Partout autour de nous, les myrtilliers abondent. Nous ne résistons pas à la tentation d'en cueillir quelques-unes, sucrées et fraîches, directement sur les buissons. Les Polonais que nous croisons sont venus pour la même raison : se remplir les mains de myrtilles, comme nous, en Bretagne, nous allons sur l’estran récolter des coques lors des grandes marées. Le soleil nous accompagne généreusement et l’air est parfaitement calme : pas un souffle de vent, juste la douceur de l’été en montagne. Tout ici semble inviter à ralentir, respirer et profiter du moment.

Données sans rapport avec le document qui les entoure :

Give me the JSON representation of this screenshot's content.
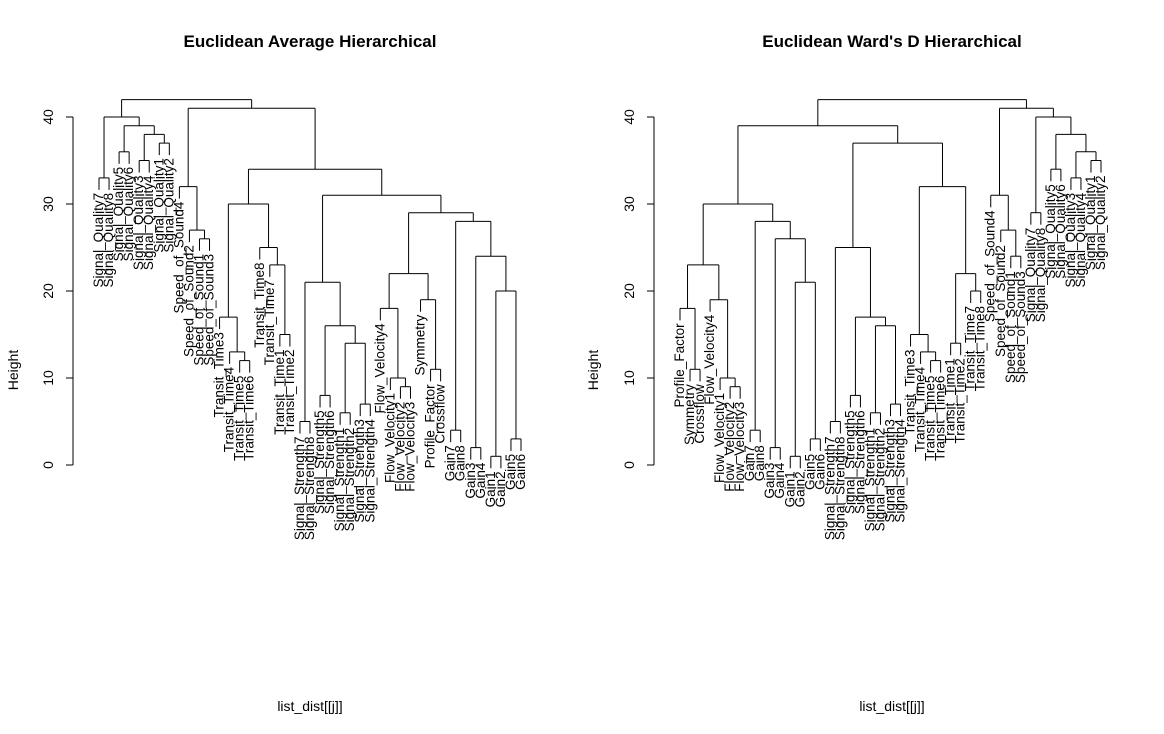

Au détour d’un sentier, notre promenade est brusquement interrompue par des cancanements frénétiques. Une cane, manifestement plus proche de l’hystérie que du paisible coin-coin, tourne en rond en bord de berge en lançant des appels désespérés. À quelques mètres de là, ses canetons, affolés, pataugent en désordre, incapables de rejoindre leur mère à cause de l'élévation des espaces de baignade et du courant.

Sans hésiter, nous échangeons un regard : impossible de les laisser dans cette situation. Ni une ni deux, nous nous jetons à l’eau, sans chaussures et sans dignité, pour guider les petits fugueurs vers la délivrance. Après quelques manœuvres et beaucoup d’éclaboussures, la petite famille est enfin réunie. La cane, redevenue maîtresse d’elle-même, s’éloigne avec sa progéniture dans un concert de cancanements… que nous choisissons d’interpréter comme un « merci » bien mérité.

05 août 2019

L'aventure continue par la découverte de Świdnica. En premier lieu, l’église de la Paix de Schweidnitz. Il s'agit de l’une des trois grandes églises luthériennes construites en Silésie après la signature des traités de Westphalie en 1648. Ils mirent fin à la terrible guerre de Trente Ans et rétablirent la paix au sein du Saint-Empire romain germanique. Élevée dans un contexte de tensions religieuses, elle est le fruit d’un compromis : les autorités catholiques n’autorisèrent sa construction qu’à condition qu’elle soit réalisée en un temps limité, hors des fortifications de la ville, et uniquement avec des matériaux « non nobles » tels que le bois, l’argile et la paille.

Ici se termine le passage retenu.